Unfortunately, I have fallen back upon a compulsion – the ‘C’ in “OCD.” For probably 5 or 6 years now, I haven’t done it and I think it is simply the gravity of my life falling down upon my frail shoulders that is causing it.
I have begun to scratch.
I will be listening to music (my favorite thing to do) or watching a movie and all of a sudden I am, like, “OUCH!” I have, unknowingly, scraped the top layers of skin away from my hand. I tend to it – wash it with soap, put on some A&D cream – and hope for the best.
I saw my internist (MD) on Tuesday and she said that all my scabby spots looked fine, save one, that I should tend to. I have been putting on salve 2 times a day on all the spots, washing the wounds, and carefully, oh so carefully, drying them.
But I can’t begin to tell you how embarrassed I am of myself. My hand looks like that of a very ill person, and maybe I am, but I am mentally ill, not physically. It is strange how it comes out.
She suggested I wear a glove, so right now, as I type this, I am wearing a winter finger-less glove on my left hand (I use my right to scrape the skin).

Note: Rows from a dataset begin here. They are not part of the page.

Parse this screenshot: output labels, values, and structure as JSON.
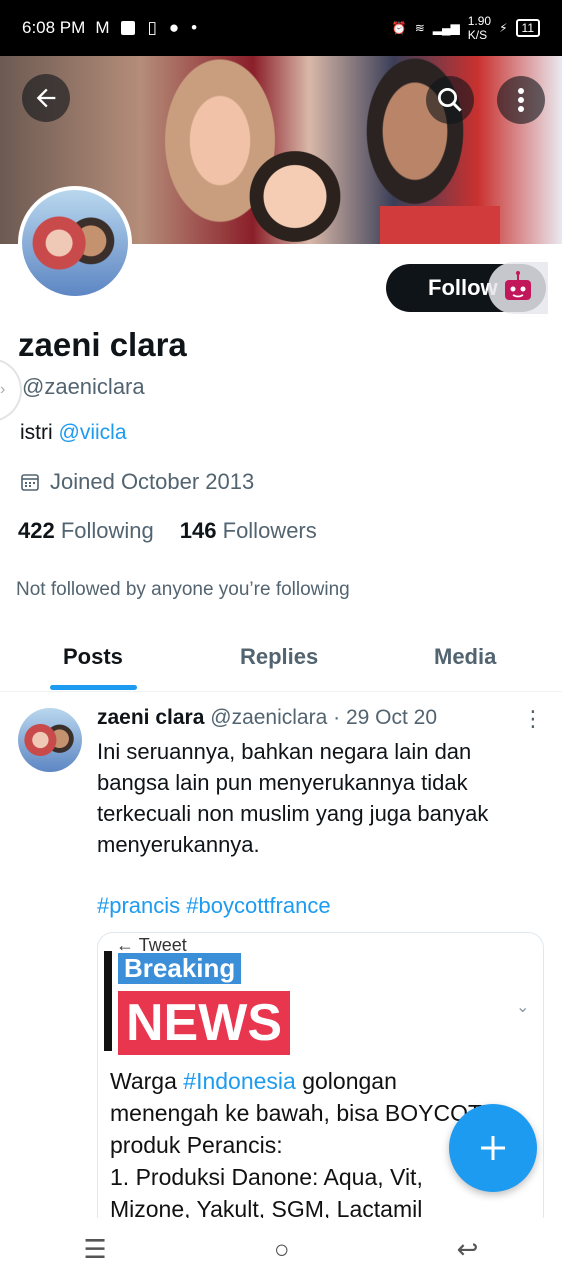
{
  "status_bar": {
    "time": "6:08 PM",
    "net_speed": "1.90",
    "net_unit": "K/S",
    "battery": "11"
  },
  "header": {
    "back_icon": "arrow-left-icon",
    "search_icon": "search-icon",
    "more_icon": "more-vertical-icon"
  },
  "profile": {
    "name": "zaeni clara",
    "handle": "@zaeniclara",
    "bio_text": "istri ",
    "bio_mention": "@viicla",
    "joined": "Joined October 2013",
    "following_count": "422",
    "following_label": "Following",
    "followers_count": "146",
    "followers_label": "Followers",
    "not_followed": "Not followed by anyone you’re following",
    "follow_label": "Follow"
  },
  "tabs": [
    {
      "label": "Posts",
      "active": true
    },
    {
      "label": "Replies",
      "active": false
    },
    {
      "label": "Media",
      "active": false
    }
  ],
  "tweet": {
    "name": "zaeni clara",
    "handle": "@zaeniclara",
    "sep": " · ",
    "date": "29 Oct 20",
    "text": "Ini seruannya, bahkan negara lain dan bangsa lain pun menyerukannya tidak terkecuali non muslim yang juga banyak menyerukannya.",
    "hashtags": "#prancis #boycottfrance",
    "media": {
      "top_label": "Tweet",
      "breaking": "Breaking",
      "news": "NEWS",
      "line1_a": "Warga ",
      "line1_tag": "#Indonesia",
      "line1_b": " golongan",
      "line2": "menengah ke bawah, bisa BOYCOTT",
      "line3": "produk Perancis:",
      "line4": "1. Produksi Danone: Aqua, Vit,",
      "line5": "Mizone, Yakult, SGM, Lactamil"
    }
  },
  "colors": {
    "accent": "#1d9bf0",
    "text": "#0f1419",
    "secondary": "#536471"
  }
}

I feel like a freak and a loser and like I can’t control anything. That’s it. That’s the bottom of it. I am in a situation where I am not in control – and, boy, how I love control – a tall order for someone with mental illness.
I guess I just wanted you to know that, like a lot of you, I am struggling. Some days are better than others. But I am taking steps to move on, for anyone out there following my story. I packed for hours today, ’til my back was too sore to continue.
But there are coping mechanisms I use – like the silly glove or calling a loved one or watching an interesting movie or listening to a great band on my stereo. Hell. It is hard as FUCK right now, but I am still sane. I am still writing. You will get through whatever it is you are going through…and so will I.